1. A process of chemical treatment of black paste resulting from opening alkaline or zinc-carbon batteries or mixtures thereof, comprising the following steps: a) cutting zinc-carbon or alkaline batteries or mixtures thereof, with selective dry extraction of black paste;b) washing the black paste with water to separate the potassium hydroxide of the alkaline batteries and the ammonium chloride of zinc-carbon batteries in the form of a solution, and recovering the black paste fraction that is insoluble in water;c) treatment of the wet black paste resulting from step b) with an aqueous solution of sulfuric acid, achieving the solubilisation of metallic zinc and of its compounds and of manganese compounds, and the salification of the residual potassium hydroxide with the formation of potassium sulfate;d) separating the insoluble residue of black paste consisting of manganese dioxide and carbon from the sulfuric solution;e) treating the sulfuric solution obtained in step d) with oxalic acid in sub-stoichiometric amounts compared to zinc, obtaining the precipitation of zinc oxalate;f) separation of zinc oxalate from the sulfuric solution;g) electrolysis of the acid solution with formation of MnO2 at the anode.

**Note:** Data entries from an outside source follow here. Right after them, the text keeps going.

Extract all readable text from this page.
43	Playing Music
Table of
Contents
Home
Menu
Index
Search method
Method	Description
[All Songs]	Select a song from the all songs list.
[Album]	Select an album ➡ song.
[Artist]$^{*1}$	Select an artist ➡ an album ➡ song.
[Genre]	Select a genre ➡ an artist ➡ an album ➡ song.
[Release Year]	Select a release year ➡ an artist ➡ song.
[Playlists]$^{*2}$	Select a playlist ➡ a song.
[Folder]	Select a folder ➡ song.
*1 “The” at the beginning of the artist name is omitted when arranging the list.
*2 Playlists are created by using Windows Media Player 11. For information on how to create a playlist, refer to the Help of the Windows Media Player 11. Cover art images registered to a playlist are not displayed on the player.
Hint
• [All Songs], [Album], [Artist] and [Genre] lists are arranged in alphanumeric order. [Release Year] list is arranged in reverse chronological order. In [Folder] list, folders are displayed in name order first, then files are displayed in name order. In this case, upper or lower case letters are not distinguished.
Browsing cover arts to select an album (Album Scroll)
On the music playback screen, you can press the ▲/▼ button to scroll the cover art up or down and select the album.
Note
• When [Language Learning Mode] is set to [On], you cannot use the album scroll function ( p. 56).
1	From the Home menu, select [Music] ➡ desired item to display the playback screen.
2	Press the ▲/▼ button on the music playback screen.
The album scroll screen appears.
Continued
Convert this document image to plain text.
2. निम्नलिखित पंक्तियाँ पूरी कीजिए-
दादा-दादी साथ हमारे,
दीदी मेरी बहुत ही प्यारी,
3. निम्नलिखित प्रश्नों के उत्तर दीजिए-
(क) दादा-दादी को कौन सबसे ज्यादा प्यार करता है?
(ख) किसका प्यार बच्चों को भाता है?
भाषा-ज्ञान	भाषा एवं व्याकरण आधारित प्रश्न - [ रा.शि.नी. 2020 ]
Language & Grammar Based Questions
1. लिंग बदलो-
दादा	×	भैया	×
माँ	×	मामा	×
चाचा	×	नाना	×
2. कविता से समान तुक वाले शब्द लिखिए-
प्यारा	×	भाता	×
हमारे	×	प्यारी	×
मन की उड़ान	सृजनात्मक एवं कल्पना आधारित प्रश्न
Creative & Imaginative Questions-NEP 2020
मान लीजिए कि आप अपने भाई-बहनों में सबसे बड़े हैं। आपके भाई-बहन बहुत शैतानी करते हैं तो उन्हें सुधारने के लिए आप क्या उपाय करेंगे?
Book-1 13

2. The process according to claim 1, wherein in step b), 500 to 1000 liters of water, preferably 700 to 800 liters of water, are used per 100 kg of black paste.

3. The process according to claim 1, wherein, per 100 kg of starting black paste, in step c), 1200 to 2000 liters are used, preferably about 1500 liters, of an aqueous solution of sulfuric acid having a concentration of between 5 and 15% by weight, preferably of about 8% by weight.

4. The process according to claim 1, further comprising a further step b′), consisting in treating the aqueous solution separated after step b) with carbon dioxide, forming potassium carbonate (K2CO3).

5. The process according to claim 1, further comprising a further step f′), consisting in recirculating to step c) the sulfuric solution separated in step f), obtaining the enrichment in manganese sulfates of the solution to be conveyed to electrolysis in step g).

6. The process according to claim 1, further comprising a further step g′), consisting in treating the solution recovered after step g) with further oxalic acid, to complete the precipitation of zinc residues.

7. The process according to claim 4, further comprising a further step h), consisting in adding the potassium carbonate produced in step b′) to the solution resulting from one of steps g) or g′), obtaining the precipitation of manganese (II) carbonate (MnCO3).

8. The process according to claim 1, further comprising a further step i), wherein the insoluble residue of black paste obtained in step d) is treated with the KOH solution obtained in step b), or with the solution of potassium carbonate produced in step b′).